PTI have something on the order of seventeen songs under their belt -- and they're all pretty good -- so why do they need a remix album, a move reserved for aging industrial bands and artists who can't quite squeeze out album number seven in a seven-album deal? After a few listens to the exquisite
Exhaust, the answer is simple: who cares?
Drawing mostly from 2004's Blackout, the team of scientists responsible for Exhaust definitely reworks the band's material, but remains true to the progressive industrial/EBM aesthetic that made the album such a solid piece of work. MindFluxFuneral tackles "Condemnation" ("MindFluxFuneral Abomination" mix), applying a bit more grit and hyperactivity than the original via diced breakdowns of bit-reduced vocals, shattered drums and filtered textures (they also seem slightly influenced by Peaches -- or perhaps they simply found the "Fuck the Pain" away pattern on their MC-505). Torrent Vaccine approaches the same work in a much more somber manner, arpeggiating his synth-tar and stewing up a mass of dark cloud bass atmospheres.
Like most everyone in the genre, PTI's music bears more than a passing resemblance to the iconic Skinny Puppy sound -- an attribute that Christ Analogue recognized, then flipped, on "Identify (Christ Analogue Putrefaction)". The results -- isolated foreground-in-the-mix vocals and dry, minimal drum programming -- actually sound much closer to Ogre's solo work. Clever.

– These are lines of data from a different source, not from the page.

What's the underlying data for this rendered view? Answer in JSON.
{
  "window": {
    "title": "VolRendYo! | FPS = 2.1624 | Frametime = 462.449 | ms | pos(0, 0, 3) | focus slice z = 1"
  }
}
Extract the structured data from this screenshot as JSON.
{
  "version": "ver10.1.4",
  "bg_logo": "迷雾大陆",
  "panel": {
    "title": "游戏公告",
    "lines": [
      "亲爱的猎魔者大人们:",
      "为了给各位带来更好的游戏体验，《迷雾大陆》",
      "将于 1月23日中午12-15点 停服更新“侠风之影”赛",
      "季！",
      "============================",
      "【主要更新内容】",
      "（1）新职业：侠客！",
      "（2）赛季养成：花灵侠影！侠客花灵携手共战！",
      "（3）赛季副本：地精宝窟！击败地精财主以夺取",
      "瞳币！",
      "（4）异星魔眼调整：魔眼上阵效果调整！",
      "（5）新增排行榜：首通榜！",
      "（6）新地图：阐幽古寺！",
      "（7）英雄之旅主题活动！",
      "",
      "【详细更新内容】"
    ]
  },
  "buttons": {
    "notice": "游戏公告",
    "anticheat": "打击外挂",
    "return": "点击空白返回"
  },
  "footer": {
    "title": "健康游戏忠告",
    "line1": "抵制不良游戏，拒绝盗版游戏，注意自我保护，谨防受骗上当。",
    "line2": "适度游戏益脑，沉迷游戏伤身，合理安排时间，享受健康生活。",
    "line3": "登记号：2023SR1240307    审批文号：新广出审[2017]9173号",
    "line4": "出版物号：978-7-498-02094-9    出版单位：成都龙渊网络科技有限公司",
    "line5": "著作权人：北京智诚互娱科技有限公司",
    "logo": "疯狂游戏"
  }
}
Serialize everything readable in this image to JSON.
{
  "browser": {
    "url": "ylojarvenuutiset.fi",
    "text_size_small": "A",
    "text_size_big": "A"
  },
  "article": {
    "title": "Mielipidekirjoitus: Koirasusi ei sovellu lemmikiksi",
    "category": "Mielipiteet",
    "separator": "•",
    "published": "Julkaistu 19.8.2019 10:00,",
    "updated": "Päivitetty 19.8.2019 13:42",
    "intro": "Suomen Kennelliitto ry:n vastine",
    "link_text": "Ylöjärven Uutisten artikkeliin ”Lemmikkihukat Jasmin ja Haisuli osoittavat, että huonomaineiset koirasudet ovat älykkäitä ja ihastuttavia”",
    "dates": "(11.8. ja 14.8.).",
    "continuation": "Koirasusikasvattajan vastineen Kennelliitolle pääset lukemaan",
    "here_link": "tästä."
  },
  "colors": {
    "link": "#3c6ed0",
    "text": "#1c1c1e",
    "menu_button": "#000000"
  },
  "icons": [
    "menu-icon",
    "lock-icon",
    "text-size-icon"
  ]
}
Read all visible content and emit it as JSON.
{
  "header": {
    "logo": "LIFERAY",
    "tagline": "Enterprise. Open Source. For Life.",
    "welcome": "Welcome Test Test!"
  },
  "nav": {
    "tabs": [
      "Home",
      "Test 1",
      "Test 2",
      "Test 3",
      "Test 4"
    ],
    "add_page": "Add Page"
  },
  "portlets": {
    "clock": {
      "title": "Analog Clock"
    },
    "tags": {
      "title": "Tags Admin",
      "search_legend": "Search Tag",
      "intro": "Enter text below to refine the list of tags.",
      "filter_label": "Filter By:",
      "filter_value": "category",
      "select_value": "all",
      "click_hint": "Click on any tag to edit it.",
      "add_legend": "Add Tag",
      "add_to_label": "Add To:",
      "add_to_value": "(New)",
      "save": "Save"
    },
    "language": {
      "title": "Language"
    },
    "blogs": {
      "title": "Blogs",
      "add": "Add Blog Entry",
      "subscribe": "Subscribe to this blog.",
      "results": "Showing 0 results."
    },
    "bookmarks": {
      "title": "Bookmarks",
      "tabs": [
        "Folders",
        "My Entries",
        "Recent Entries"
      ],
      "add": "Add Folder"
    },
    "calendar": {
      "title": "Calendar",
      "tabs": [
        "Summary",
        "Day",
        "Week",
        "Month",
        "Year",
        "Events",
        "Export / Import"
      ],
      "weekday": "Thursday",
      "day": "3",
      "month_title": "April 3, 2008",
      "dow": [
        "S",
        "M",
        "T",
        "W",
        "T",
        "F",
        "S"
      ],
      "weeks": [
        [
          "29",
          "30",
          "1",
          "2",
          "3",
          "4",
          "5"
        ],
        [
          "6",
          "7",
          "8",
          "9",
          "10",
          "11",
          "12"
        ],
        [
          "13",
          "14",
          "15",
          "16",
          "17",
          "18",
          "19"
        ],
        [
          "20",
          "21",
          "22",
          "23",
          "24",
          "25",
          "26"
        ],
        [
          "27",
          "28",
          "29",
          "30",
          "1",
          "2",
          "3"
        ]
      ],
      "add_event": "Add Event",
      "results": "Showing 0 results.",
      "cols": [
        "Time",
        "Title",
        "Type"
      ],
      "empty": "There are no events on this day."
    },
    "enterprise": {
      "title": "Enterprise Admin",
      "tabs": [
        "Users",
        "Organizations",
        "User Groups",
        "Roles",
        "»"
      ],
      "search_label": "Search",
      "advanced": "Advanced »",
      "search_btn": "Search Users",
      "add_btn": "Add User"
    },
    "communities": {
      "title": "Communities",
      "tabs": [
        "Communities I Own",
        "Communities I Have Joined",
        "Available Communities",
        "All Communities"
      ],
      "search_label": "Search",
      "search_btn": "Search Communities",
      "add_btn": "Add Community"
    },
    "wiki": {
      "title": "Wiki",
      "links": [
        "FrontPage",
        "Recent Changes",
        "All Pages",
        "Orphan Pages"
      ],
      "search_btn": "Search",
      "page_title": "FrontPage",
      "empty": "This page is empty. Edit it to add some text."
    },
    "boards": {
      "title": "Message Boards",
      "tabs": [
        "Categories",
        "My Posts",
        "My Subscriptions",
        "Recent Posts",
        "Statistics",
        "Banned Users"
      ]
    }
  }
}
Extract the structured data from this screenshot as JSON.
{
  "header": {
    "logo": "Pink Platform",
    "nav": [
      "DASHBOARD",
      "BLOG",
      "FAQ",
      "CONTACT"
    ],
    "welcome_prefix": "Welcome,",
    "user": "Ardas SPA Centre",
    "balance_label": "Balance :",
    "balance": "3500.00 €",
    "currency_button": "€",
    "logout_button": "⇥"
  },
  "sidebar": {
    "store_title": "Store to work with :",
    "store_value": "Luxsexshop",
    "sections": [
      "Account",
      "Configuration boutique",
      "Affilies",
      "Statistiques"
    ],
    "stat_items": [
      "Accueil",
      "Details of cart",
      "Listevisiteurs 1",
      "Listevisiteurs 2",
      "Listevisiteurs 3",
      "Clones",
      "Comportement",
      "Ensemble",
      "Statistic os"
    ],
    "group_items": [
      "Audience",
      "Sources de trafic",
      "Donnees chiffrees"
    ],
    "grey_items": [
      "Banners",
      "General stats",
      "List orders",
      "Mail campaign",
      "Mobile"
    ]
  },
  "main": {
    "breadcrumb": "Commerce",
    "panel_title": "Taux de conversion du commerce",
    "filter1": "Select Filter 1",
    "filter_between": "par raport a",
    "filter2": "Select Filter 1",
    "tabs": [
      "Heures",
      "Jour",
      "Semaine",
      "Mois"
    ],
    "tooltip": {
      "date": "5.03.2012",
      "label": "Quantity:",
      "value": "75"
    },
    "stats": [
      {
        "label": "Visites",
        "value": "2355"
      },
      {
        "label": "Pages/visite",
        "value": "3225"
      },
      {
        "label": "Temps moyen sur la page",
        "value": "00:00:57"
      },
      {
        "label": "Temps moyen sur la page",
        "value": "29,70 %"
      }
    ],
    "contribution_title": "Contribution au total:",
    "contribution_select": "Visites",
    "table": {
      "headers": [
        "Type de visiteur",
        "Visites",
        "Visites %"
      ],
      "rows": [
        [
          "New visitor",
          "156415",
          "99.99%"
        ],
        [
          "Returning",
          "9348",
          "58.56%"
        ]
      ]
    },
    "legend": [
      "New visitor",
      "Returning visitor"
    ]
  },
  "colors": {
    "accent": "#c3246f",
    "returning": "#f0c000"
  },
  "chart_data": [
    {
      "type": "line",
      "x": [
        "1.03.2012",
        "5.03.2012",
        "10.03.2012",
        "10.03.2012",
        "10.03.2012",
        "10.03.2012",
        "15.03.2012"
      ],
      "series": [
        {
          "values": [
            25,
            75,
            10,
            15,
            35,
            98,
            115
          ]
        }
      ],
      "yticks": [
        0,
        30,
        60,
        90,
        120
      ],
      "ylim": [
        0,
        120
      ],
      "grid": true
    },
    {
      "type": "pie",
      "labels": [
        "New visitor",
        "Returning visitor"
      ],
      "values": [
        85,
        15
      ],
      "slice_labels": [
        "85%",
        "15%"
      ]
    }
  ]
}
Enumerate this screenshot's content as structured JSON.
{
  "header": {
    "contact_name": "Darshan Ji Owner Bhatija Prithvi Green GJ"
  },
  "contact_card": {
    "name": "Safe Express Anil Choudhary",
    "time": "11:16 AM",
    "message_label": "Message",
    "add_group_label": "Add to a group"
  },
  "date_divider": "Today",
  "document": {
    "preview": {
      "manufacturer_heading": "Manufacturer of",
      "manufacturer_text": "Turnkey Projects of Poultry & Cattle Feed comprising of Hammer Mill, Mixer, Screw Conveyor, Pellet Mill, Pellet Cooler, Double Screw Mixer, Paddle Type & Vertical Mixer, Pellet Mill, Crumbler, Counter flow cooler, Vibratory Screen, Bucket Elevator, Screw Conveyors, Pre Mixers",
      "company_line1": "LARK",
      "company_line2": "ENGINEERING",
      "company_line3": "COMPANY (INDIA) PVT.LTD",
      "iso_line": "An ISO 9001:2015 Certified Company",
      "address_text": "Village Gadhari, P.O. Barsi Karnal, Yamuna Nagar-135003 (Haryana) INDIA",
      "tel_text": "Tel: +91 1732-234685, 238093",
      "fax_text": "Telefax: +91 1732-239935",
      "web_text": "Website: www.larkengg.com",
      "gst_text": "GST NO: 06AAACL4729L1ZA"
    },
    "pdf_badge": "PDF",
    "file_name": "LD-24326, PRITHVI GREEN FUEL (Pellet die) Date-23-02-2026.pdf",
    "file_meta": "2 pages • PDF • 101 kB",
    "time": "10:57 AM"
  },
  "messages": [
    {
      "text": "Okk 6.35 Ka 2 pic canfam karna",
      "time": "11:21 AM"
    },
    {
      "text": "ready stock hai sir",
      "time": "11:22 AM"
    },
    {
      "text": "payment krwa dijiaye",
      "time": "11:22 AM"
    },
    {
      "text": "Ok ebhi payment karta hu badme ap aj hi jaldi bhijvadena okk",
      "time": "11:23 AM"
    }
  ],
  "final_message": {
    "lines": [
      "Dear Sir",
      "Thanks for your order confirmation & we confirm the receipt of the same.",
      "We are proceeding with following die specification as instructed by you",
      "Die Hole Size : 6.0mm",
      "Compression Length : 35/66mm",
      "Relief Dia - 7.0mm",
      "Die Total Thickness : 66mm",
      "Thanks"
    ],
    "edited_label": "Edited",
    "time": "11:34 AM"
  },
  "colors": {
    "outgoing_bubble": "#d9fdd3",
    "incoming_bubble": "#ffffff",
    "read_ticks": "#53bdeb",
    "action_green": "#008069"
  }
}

Labels commission remix albums for a variety of reasons. For example, if your band's inspiration has run thin but your label still believes in you (read: you once made them money, and you might do so in the future), they will hire a bunch of people to redo your back catalog, modernizing your material in order to sell it a second time. However, PTI's music doesn't need an aural face-lift, so perhaps it's the remix artists who are riding the coattails this time around. Whatever the reason for its existence, we all need to get our minds out of the boardroom; we've been treated to another slice of fried gold from a terrific band, and that's all that matters.